Too bad Bundy is hopelessly unqualified for that. The man isn’t even properly literate, yet his job as CEO of the national broadcaster is to help raise the level of education generally. That’s what a public service broadcaster is there to do.

One of the first things that Bundy should do is axe Xarabank. The show has failed to reinvent itself and is dead in the water. It has followed more or less the same formula for two decades and is failing fast. Keeping to the same formula for decades on television only works if you are a brilliant, world-class interviewer of big cheeses, politicians and other personalities.

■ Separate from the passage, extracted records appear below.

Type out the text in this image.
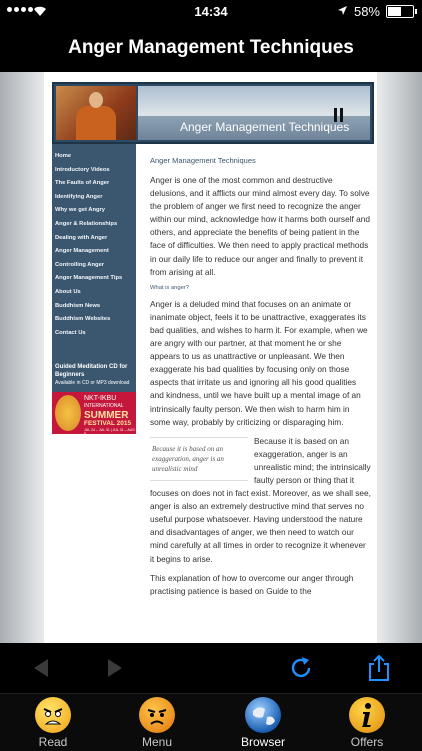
14:34	58%
Anger Management Techniques
Anger Management Techniques
Home
Introductory Videos
The Faults of Anger
Identifying Anger
Why we get Angry
Anger & Relationships
Dealing with Anger
Anger Management
Controlling Anger
Anger Management Tips
About Us
Buddhism News
Buddhism Websites
Contact Us
Guided Meditation CD for Beginners
Available in CD or MP3 download
NKT-IKBU
INTERNATIONAL
SUMMER
FESTIVAL 2015
JUL 24 – JUL 31 | JUL 31 – AUG 8
Anger Management Techniques

Anger is one of the most common and destructive delusions, and it afflicts our mind almost every day. To solve the problem of anger we first need to recognize the anger within our mind, acknowledge how it harms both ourself and others, and appreciate the benefits of being patient in the face of difficulties. We then need to apply practical methods in our daily life to reduce our anger and finally to prevent it from arising at all.

What is anger?

Anger is a deluded mind that focuses on an animate or inanimate object, feels it to be unattractive, exaggerates its bad qualities, and wishes to harm it. For example, when we are angry with our partner, at that moment he or she appears to us as unattractive or unpleasant. We then exaggerate his bad qualities by focusing only on those aspects that irritate us and ignoring all his good qualities and kindness, until we have built up a mental image of an intrinsically faulty person. We then wish to harm him in some way, probably by criticizing or disparaging him.

Because it is based on an exaggeration, anger is an unrealistic mind

Because it is based on an exaggeration, anger is an unrealistic mind; the intrinsically faulty person or thing that it focuses on does not in fact exist. Moreover, as we shall see, anger is also an extremely destructive mind that serves no useful purpose whatsoever. Having understood the nature and disadvantages of anger, we then need to watch our mind carefully at all times in order to recognize it whenever it begins to arise.

This explanation of how to overcome our anger through practising patience is based on Guide to the

Read	Menu	Browser	Offers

Not only has Xarabank not improved, but it has actually deteriorated and continues to deteriorate fast along with its anchor, Joe Azzopardi, who is now so conspicuously bloated and clearly uncomfortable that it is painful to watch him. The camera occasionally catches him staring vacantly or fixedly, pretending to concentrate while his mind is elsewhere, and there are times when he can barely get a question out because it is as though his tongue has swollen in his mouth and his mind has slowed down. I think that when somebody has reached that stage, he has to get off television. I feel bad as I watch him stumble through his show, missing one opening after another, lumbering around, like a dinosaur who has wandered in from the 1990s, but without the time-machine that kept him as sharp and sparky as he was back then.

Television is a cruel thing. Those of us whose medium is print (and the internet that devolved from that) have it a lot better. Nobody’s going to be looking at the size of our neck and wondering if we’re taking bloat-making medication, even if we’re not. If it takes us a little longer than it used to do to get the words out, nobody is any the wiser. And if a word or a concept doesn’t come to us immediately, we can go off and make a cup of tea, then come back and tackle that part of the coal-face again. And if we’re bored to tears by the people we’re interviewing, nobody can tell because they can’t see our faces as we listen back to the recording, look at our notes, and try to knock the tedious thing into some semblance of readability.

I hate to say it, but Joe Azzopardi is now far too old for that show. It’s time for him to move on, and it’s time for the show itself to be scraped into the dustbin of Maltese television history where, admittedly, it will have a major listing. The format belongs to another era, and it’s doing nothing at all to lift people out of ignorance. It was never informative, but now it’s not even entertaining. Frankly, I’m surprised at the way that Azzopardi, always a savvy communicator in his own field, has failed to reinvent himself or even to see the need to do so. And now I’m afraid it’s too late.